Yes, because the instructions allowed in with a larger reorder buffer would be able to execute. As can be seen from the PED below, there are many instructions that execute (shown in yellow) right after the pre-ready state. When the ROB fills there are instructions that could execute but aren't being fetched because of the full ROB, and so a larger ROB would help these. Unlike the linked list routine, the load that misses the cache is not on the critical path, so a load miss does not leave the processor with little to do.



(c) As can be seen viewing the PED plots (for example, the one below), the array routine follows a regular pattern while the linked list code starts off slowly but as it nears completion it runs much faster. Why does the linked list code speed up like that?



A line can hold multiple linked list elements. An L1 miss brings in the linked list element which is currently needed but also brings in others that will be needed later.

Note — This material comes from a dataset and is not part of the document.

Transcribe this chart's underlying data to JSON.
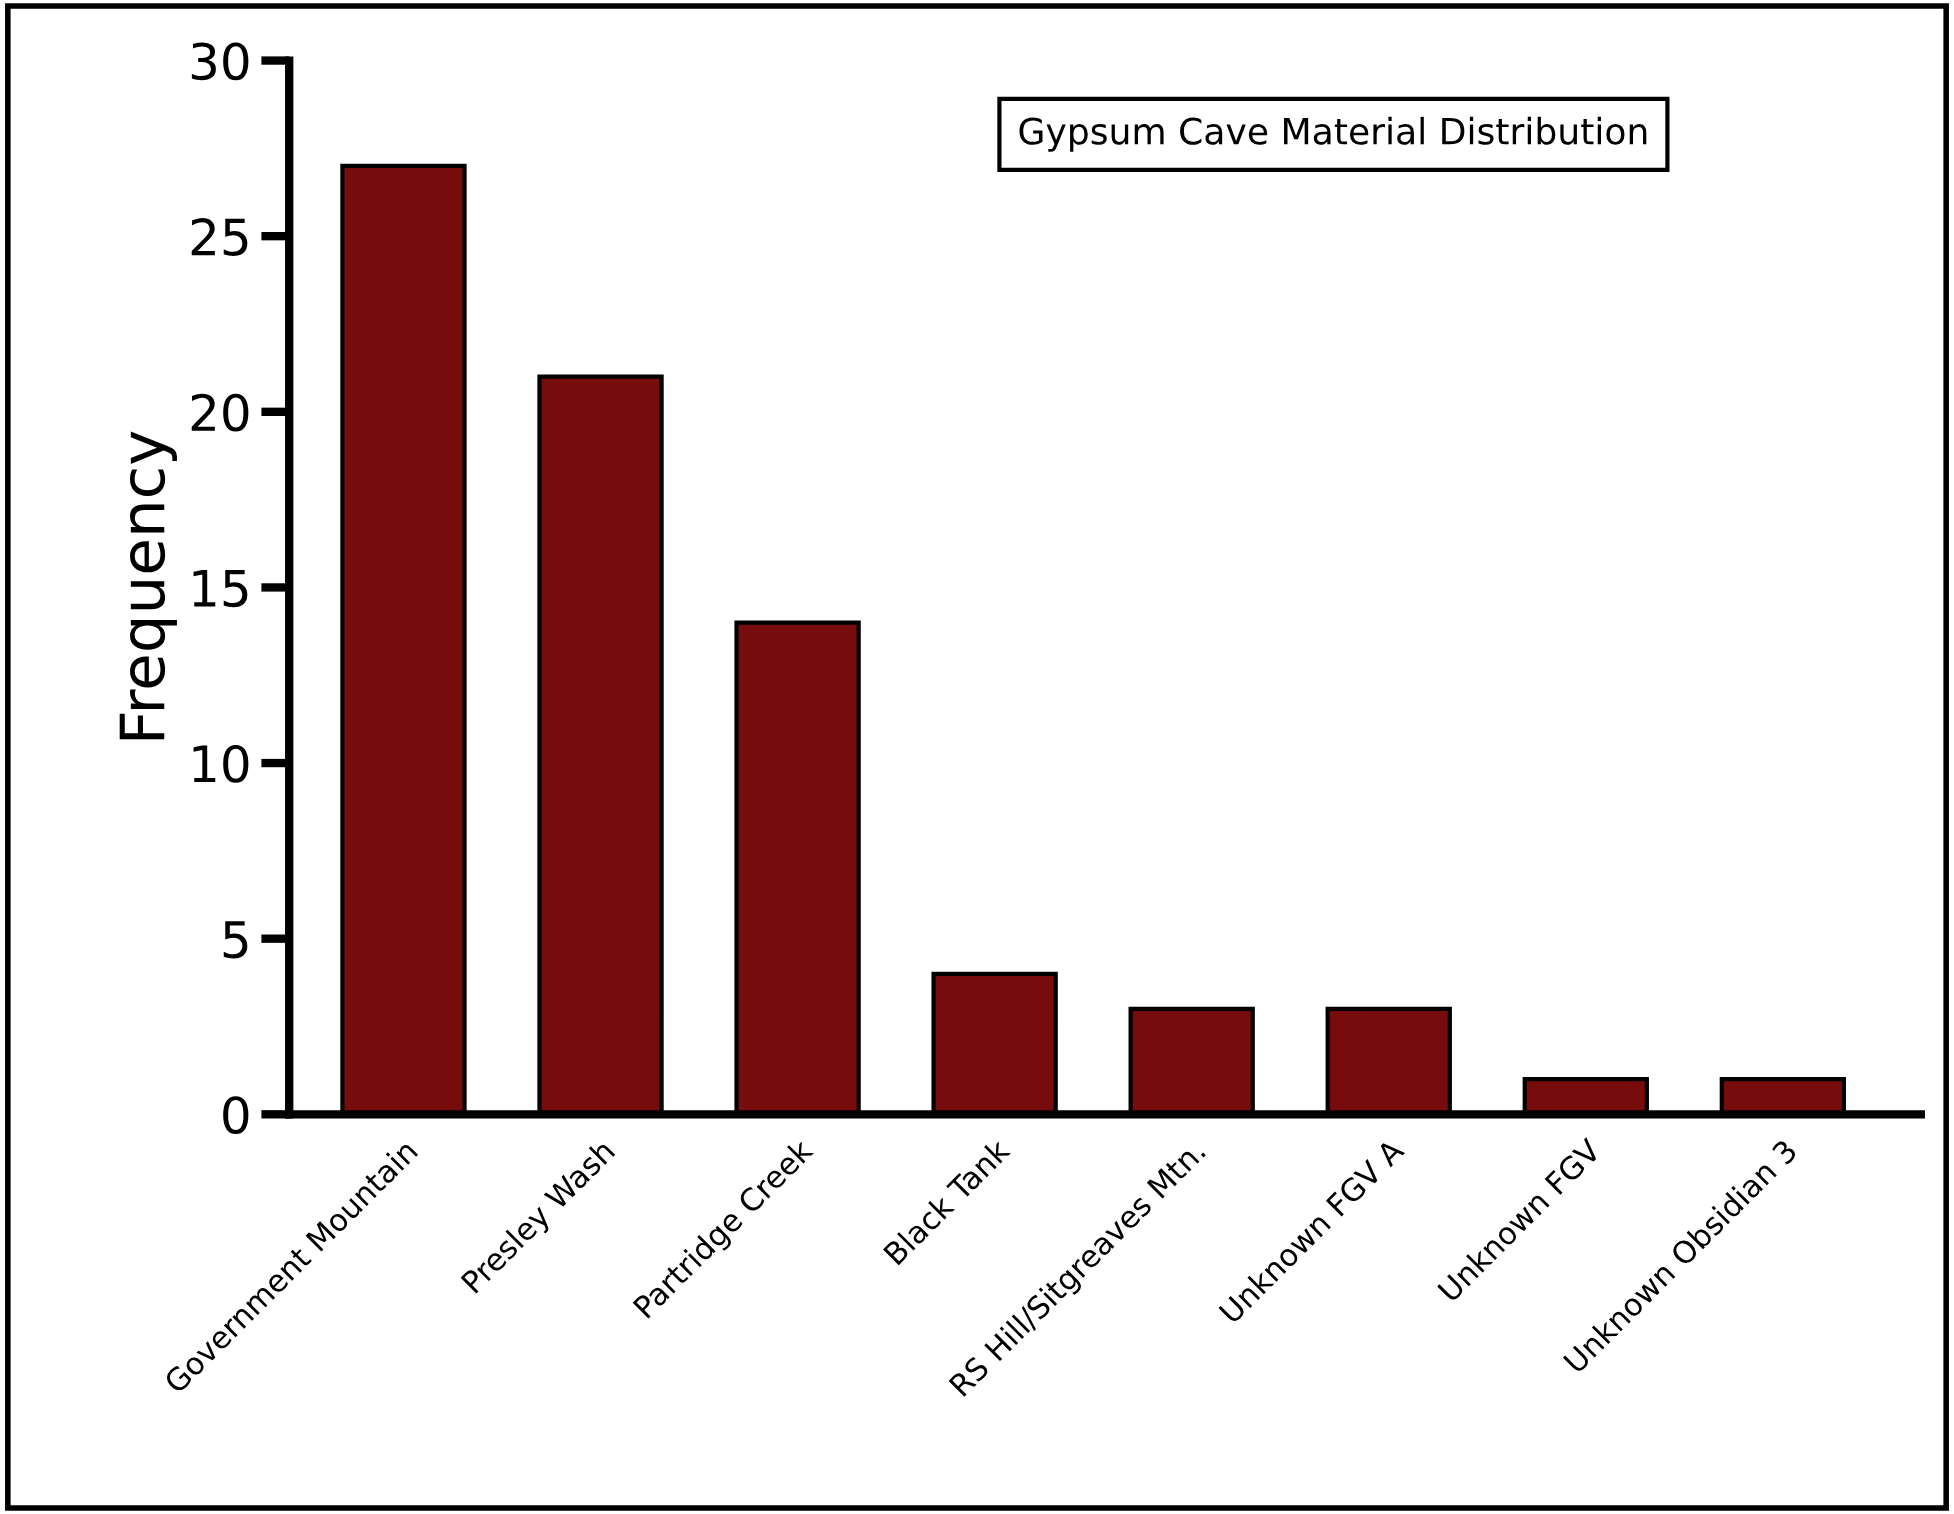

As the search proceeds more and more of the elements will be found in the cache.

(d) How could one determine the line size from the PED plots? Be specific and use numbers from the dataset. (The line size can be found two other ways, if you come upon them by all means use them to check your answer that is based on the PED plot.)

The array routine accesses memory consecutively and each element is four bytes. It is accessed by the load instruction at 0x107f8. Looking at the PED above it is easy to find load misses. Since the array is not in the level-one cache when the routine starts every access to a new line must miss. To find the line size count the number of loads between misses. There are 16, and so the line size must be 64 bytes.

(e) Before people stopped replacing \$2,500 computers every six months computer engineers would loose sleep worrying about The Memory Wall, the growing gap in performance between processors and memory (e.g., the number of instructions that could have been executed while waiting for memory). What is it about the array routine that lets it sail over the memory wall while the linked list routine is stopped dead? The answer should take into account certain load instructions and the critical path. Discuss how the performance of the routines change as the L1 miss time gets longer and longer.

The reason the linked list suffers is because the load for the second element can't start until the load for the first element finishes. In contrast, since an array is laid out sequentially in memory, there is no need to load the first element to find out where the second is located. The array code enjoys two advantages here. First, a miss to a single line will bring several array elements, second, it is possible to overlap misses to two lines (if the ROB is large enough, which it isn't). Therefore, even if the gap between memory and processor speed continues to widen, the performance of the array code won't suffer much as long as the ROB is made larger and the memory can handle multiple overlapping misses.

(Linked lists do have their advantages, but should not be used where an array would suffice.)